PELAGIC PIRATE IS MOVING TO OB

Pulled the plug this morning and made a decison to move our boat down the beach to OB this whole year to ply the rigs and beyond in our vessel.

I know a bunch of you fish out of OB and looking forward to meeting all you .

We also will need some some guys on the deck to fish with us so , PM your info as we are the new kids on the big block.

Im So excited about this move guys !!!!!


Panama City has been a blast and we have caught many giants while drive way to far to get to them .

This move makes so much sense its not funny .


Boat will be in Sportsman Marina March First :thumbup:


----------



## MrFish (Aug 21, 2009)

Always look forward to your reports, maybe we'll get to see more now.


----------



## whome (Oct 2, 2007)

You will be very happy with that move...


----------



## PELAGIC PIRATE (Oct 10, 2007)

Capt. Jon Pinney said:


> You will be very happy with that move...


 
THX JOHN:thumbup:


----------



## PELAGIC PIRATE (Oct 10, 2007)

MrFish said:


> Always look forward to your reports, maybe we'll get to see more now.

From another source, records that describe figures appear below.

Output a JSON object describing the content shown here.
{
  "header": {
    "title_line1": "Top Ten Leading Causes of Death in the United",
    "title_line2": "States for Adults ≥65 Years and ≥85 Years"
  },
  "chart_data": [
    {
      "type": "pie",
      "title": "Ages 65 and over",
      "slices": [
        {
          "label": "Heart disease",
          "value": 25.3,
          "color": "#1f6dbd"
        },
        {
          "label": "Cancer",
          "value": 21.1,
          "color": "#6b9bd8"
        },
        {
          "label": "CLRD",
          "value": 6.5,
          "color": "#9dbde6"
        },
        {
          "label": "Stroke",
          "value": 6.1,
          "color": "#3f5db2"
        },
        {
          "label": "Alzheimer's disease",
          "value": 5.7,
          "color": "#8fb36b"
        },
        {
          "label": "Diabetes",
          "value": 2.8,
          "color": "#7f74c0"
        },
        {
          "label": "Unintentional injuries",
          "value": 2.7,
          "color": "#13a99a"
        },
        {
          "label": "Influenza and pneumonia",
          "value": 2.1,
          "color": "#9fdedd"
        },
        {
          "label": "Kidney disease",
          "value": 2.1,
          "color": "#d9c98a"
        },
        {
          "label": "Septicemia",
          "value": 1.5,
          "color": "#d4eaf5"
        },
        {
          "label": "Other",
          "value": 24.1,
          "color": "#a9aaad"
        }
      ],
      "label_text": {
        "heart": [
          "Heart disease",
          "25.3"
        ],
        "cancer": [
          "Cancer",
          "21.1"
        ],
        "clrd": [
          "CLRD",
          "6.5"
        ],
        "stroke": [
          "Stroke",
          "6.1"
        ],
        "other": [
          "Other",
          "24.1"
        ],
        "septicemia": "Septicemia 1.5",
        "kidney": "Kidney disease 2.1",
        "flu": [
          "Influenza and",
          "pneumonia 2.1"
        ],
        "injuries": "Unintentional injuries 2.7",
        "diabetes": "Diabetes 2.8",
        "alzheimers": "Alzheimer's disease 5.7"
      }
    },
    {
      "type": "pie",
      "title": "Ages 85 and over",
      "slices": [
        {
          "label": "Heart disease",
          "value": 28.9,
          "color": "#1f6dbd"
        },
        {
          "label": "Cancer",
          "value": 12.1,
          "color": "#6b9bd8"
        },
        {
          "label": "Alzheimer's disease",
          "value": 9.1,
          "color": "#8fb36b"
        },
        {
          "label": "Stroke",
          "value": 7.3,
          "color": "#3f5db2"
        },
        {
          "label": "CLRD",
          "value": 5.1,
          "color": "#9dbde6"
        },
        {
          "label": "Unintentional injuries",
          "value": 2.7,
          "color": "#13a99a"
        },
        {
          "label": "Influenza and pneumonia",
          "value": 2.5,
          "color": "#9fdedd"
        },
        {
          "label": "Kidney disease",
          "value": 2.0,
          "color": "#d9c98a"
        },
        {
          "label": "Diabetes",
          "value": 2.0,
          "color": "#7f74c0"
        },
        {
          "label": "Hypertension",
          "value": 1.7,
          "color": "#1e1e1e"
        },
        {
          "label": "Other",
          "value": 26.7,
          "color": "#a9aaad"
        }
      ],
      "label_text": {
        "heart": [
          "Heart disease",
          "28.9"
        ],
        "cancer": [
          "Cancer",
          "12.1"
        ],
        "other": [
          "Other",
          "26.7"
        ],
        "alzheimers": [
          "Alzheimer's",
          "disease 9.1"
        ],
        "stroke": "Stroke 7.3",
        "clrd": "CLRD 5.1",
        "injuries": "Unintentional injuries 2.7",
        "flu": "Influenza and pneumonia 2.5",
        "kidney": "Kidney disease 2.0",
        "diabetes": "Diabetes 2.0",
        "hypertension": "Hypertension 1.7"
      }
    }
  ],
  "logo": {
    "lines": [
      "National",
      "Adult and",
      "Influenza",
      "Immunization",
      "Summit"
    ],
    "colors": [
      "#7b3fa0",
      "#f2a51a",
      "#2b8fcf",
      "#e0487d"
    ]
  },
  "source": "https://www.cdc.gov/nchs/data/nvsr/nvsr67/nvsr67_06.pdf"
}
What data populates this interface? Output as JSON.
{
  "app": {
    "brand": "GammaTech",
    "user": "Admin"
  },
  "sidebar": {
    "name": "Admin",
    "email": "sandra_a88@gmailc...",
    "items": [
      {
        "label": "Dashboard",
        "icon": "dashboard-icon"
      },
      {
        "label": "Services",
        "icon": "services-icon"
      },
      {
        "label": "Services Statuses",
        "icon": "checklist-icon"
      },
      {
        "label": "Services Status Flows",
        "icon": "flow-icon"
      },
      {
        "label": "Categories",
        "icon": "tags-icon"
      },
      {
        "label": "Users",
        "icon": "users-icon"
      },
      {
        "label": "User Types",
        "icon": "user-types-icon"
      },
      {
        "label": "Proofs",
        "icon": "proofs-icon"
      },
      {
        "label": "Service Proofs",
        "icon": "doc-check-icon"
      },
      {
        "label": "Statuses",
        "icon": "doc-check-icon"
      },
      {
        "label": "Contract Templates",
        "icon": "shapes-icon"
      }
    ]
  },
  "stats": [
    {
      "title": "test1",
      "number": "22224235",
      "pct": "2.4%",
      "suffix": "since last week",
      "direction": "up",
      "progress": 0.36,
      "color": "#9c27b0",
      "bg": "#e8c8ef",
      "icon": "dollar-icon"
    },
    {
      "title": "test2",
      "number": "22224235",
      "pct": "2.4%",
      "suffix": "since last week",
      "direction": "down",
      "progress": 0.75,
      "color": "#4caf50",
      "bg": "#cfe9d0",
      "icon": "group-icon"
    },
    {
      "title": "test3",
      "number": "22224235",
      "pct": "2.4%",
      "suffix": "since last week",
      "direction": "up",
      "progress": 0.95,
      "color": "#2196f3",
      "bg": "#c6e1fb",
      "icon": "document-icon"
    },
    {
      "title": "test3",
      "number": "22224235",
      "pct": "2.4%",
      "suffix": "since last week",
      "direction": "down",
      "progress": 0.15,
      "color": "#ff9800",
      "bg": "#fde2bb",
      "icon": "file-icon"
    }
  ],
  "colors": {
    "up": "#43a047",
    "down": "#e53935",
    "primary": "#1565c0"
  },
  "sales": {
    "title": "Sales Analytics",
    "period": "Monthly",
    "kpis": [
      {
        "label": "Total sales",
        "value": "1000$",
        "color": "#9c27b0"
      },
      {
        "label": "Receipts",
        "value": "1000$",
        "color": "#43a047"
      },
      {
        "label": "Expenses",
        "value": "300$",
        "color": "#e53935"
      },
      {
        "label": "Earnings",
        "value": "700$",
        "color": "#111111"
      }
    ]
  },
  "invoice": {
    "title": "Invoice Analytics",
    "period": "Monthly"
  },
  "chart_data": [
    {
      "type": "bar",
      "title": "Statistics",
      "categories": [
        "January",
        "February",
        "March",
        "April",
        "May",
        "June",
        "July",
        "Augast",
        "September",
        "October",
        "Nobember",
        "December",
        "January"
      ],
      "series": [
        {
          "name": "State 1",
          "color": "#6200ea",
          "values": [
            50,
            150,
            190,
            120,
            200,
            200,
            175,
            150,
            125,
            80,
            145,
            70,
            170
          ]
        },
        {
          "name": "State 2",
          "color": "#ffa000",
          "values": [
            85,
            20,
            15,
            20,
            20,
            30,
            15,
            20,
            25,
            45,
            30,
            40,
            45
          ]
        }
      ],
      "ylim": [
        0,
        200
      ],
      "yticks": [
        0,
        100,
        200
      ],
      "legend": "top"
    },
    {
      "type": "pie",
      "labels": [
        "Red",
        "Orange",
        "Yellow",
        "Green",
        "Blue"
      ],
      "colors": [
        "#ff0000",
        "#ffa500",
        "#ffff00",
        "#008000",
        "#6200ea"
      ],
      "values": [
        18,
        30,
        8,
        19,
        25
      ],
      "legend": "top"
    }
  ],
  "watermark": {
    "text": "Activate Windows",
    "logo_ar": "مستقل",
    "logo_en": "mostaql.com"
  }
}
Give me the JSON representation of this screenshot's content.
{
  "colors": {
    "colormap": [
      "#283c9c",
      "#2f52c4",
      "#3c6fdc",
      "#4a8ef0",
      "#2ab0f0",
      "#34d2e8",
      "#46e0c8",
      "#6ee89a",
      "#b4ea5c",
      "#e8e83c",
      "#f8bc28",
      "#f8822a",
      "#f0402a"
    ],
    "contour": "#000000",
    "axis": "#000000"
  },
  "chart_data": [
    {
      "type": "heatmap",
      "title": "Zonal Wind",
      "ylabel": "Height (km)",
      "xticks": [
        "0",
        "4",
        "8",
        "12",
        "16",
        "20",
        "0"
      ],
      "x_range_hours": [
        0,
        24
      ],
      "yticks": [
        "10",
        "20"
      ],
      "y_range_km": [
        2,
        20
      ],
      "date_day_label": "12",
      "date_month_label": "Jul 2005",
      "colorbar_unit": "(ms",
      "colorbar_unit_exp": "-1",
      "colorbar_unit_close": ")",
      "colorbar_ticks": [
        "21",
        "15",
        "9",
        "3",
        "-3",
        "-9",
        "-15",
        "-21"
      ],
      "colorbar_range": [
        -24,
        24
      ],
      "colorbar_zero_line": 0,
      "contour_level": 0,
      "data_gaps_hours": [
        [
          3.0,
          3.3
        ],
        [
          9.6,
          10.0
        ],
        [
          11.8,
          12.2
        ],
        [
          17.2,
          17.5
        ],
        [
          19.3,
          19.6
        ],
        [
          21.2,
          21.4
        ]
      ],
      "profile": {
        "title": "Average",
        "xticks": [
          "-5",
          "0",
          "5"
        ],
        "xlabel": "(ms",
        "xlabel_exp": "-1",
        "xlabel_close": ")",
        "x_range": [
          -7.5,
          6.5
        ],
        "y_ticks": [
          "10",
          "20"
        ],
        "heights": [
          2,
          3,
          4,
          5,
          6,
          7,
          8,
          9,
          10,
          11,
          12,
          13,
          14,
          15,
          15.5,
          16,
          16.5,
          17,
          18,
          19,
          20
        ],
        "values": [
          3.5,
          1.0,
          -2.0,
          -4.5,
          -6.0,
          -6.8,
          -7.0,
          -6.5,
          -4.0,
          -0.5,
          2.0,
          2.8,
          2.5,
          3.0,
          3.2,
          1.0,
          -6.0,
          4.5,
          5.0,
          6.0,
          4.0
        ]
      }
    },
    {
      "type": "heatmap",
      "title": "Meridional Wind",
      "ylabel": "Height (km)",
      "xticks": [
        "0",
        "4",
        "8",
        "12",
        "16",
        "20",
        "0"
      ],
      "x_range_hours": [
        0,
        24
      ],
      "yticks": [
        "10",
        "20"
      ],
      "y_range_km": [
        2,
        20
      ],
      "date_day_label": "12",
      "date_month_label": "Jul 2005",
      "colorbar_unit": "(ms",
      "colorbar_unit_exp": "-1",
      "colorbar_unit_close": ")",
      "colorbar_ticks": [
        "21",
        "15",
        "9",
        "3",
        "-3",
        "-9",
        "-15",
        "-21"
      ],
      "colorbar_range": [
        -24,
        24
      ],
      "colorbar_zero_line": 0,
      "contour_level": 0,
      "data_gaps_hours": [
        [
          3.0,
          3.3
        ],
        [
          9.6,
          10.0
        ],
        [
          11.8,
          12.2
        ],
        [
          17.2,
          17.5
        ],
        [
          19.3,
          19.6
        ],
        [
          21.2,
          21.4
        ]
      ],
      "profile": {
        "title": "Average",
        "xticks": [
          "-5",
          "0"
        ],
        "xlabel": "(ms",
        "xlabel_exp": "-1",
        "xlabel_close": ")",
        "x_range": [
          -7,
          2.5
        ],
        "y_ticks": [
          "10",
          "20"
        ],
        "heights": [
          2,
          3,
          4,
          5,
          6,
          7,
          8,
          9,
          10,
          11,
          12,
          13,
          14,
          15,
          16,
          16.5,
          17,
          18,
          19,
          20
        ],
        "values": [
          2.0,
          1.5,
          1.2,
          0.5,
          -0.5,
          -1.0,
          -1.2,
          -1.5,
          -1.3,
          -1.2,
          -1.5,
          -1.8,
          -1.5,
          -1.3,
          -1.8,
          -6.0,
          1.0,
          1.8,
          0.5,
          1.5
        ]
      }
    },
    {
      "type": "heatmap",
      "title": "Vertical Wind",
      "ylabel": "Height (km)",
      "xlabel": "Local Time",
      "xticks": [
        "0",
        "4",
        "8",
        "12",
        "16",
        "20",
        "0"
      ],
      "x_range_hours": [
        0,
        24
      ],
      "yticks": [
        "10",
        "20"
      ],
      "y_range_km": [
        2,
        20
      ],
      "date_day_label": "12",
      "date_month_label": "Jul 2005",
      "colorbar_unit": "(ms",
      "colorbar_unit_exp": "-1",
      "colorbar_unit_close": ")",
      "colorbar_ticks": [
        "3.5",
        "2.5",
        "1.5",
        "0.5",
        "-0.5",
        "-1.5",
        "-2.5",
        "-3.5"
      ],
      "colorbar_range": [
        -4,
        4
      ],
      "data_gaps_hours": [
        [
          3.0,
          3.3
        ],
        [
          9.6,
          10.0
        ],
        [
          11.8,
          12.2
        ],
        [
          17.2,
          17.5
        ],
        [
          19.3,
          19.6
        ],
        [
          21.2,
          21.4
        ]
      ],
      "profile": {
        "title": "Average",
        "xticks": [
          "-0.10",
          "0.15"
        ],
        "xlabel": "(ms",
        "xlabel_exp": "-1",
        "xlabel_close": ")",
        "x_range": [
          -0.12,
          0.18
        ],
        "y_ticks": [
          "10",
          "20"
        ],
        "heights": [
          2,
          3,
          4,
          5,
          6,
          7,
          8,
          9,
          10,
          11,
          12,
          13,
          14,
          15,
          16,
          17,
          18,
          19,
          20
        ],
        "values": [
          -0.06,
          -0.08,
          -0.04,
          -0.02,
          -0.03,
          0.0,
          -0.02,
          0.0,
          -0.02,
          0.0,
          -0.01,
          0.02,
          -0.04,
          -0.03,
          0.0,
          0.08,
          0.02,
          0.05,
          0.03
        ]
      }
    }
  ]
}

We plan on tearing it up this year so stay posted


----------



## off route II (Sep 28, 2007)

Capt. Jon Pinney said:


> You will be very happy with that move...


Amen to that ^. I did it about 9 yrs ago.


----------



## Downtime2 (Sep 27, 2007)

Good deal!!!!!


----------



## Chris V (Oct 18, 2007)

Hope to meet you soon! We are right down the street from Sportsmans so let me know if you need anything


----------



## flounderslayerman (Jun 3, 2011)

You couldn't get me off the water during cobia season with that rig. Welcome and hope you enjoy the area !!!


----------



## Captain Mickey O'Reilly (Dec 18, 2008)

Outstanding!


----------



## hmsmithjr (May 22, 2008)

Mike,
Give me a shout when you get over and I will return the favor from when you helped me out when I came to PCB.
Maclin


----------



## bigone (Jan 2, 2008)

Moved from Destin to OBA last January, we have loved be closer to the offshore areas. Wife, kids fish more due to shorter boat ride.


----------



## MSViking (Oct 11, 2007)

Mike, this will make us neighbors! I keep my boat at Sportsman's as well. Drop over anytime you are down!

Robert


----------



## captbuckhall (Oct 18, 2007)

Have to agree with Off Route! You'll be happy with that move...catch 'em up!


----------



## my3nme (Oct 9, 2007)

Welcome to the hood


----------



## PELAGIC PIRATE (Oct 10, 2007)

Thanks to all : Ill see you soon : Moving march first as long as weather permits and the boat is up and ready : Fingers X:thumbup:


----------